LINDSAY BARNES
Melynda Lotven is currently finishing two large-scale artworks: gourds of Silver Dollar City and The Wizard of Oz. Her Oz gourd opens like the Emerald City to reveal a gourd Munchkin Land inside.
February 15, 2007 | 12:00 a.m. CST
Columbia artist Melynda Lotven never lacks creativity or a starting point. “I look at the gourd, and — oh, my gosh — it’s a flamingo!” she says. Lotven sculpts and paints gourds for a living, and her quirky, organic artwork has brought her national recognition.
One of her largest gourds depicts The Wizard of Oz. Lotven painted Munchkin Land on the gourd’s outer shell and cut two doors to reveal the inside. She crafted a bridge, rainbow and yellow brick road out of gourd pieces to place inside.
What: Craft Lab segment featuring Melynda Lotven
When: Feb. 16 noon, March 16 4:30 p.m. and March 22 noon
Where: DIY TV
What the heck is a gourd, anyway? There’s no simple answer. So we picked three.
Members of the Cucureitaceae family that produce a hard shell of durable fruit “grown for ornament and general interest.” The family has more than 1,000 species, and most have a vine with both male and female blossoms.
Any of the ornamental, inedible fruits or related plants, especially of a yellow-flowered variety of the pumpkin.
“I call them God’s first pottery,” she says. Gourds break into two groups: soft shell and hard shell. Soft-shell gourds include pumpkins and squash. Hard-shell gourds, made of 90 percent water, can be dried and cured. This process can take between six months and one year. After that, the gourd is ready for Lotven’s sculpting and painting. And thanks to their nature of multiplying, she’s never without gourds to transform: “They grow like Jack and the beanstalk.”

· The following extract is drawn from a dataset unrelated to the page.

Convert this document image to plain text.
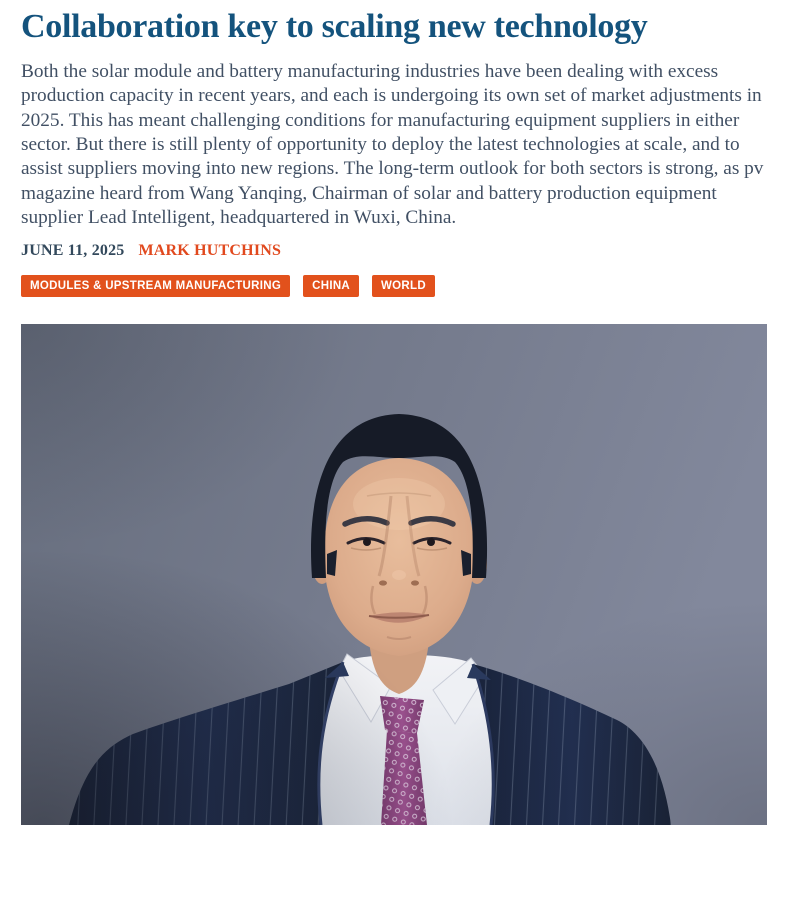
Collaboration key to scaling new technology

Both the solar module and battery manufacturing industries have been dealing with excess production capacity in recent years, and each is undergoing its own set of market adjustments in 2025. This has meant challenging conditions for manufacturing equipment suppliers in either sector. But there is still plenty of opportunity to deploy the latest technologies at scale, and to assist suppliers moving into new regions. The long-term outlook for both sectors is strong, as pv magazine heard from Wang Yanqing, Chairman of solar and battery production equipment supplier Lead Intelligent, headquartered in Wuxi, China.

JUNE 11, 2025 MARK HUTCHINS
MODULES & UPSTREAM MANUFACTURING	CHINA	WORLD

DIY TV will feature Lotven in a Craft Lab segment three times over the next two months, starting Feb. 16. The segment will be syndicated on HGTV. The largest gourd Lotven ever painted is closer to home. The Columbia in the Round gourd is on permanent display at the Columbia Convention and Visitors Bureau.
Lorah Steiner, executive director of the bureau, says their office and the Chamber of Commerce have purchased a piece of local art annually for the past 15 years. In 2006, they chose Lotven’s gourd.
“The bureau’s employees saw it at the Art League and fell in love with it,” she says. They paid $900 for Lotven’s unique piece of art, $100 more than they normally budget.
After the gourd sat in her house for nine months, she realized the 70-inch circumference gourd had to become Columbia’s landscape. The gourd’s shell was large enough for an array of historical buildings and landmarks, such as Jesse Hall, the Heidelberg and the columns. The flat bottom of the gourd, which is displayed over a mirror, fits a map of the city.
Lotven keeps thousands of gourds, which she purchases from a handful of mostly mid-Missouri farmers, stocked at home, the clean gourds inside her house and the dirty ones outside. How does Lotven’s family feel about sharing their house with thousands of pumpkin-like plants? “They think I’m out of my gourd,” Lotven says, laughing.
When sculpting gourds, the artist has to keep safety in mind. The most dangerous component of Lotven’s work is gourd dust. She wears a mask when she cuts and sands gourds. Inhaling dust over time might result in serious respiratory illnesses.
Lotven has evolved as an artist since she began painting gourds, and looking back at old work makes her hide her face and laugh. She once saw a whole row of finished gourds that Columbia resident Ellie Saitta had collected and remembers wincing because her skills have since improved.
“I have no clue what people think of me,” she says. “I think I am very successful in a lot of ways, for I wake up every day doing what I love to do.”
Karsten Ewald, president of the Columbia Art League Board of Directors, says Lotven fills a niche that combines craft and fine art. “She is very well-received,” Ewald says.
Lotven has also written books on gourd art, produced DVDs and has appeared in TV segments of Pepper and Friends for more than a decade.
She first appeared on DIY TV’s Craft Lab in October 2006. Producers invited her after seeing her work on the Internet. Lotven says she felt at home in the camera’s spotlight. The only problem: Her tools didn’t arrive with the other eight boxes of gourds, so Lotven had to rewrite her segment on the spot. The tools showed up more than an hour before taping began, but it was too late to change the script back.
DIY TV will re-air that original segment, which features Lotven’s retro gourd lamp, hanging gourd mirror and gourd sneaker, on Feb. 16, March 16 and March 22.
Lotven says she never stops seeking improvement in her art. She explains her philosophy of growing as an artist through the example of a growing gourd.
“It reaches and stretches, reaches and stretches,” Lotven says, as her hands imitate a gourd’s vine climbing higher and higher. Then she leans to the right, and the imaginary gourd stretches sideways: “And you’ll never know where it will go next.”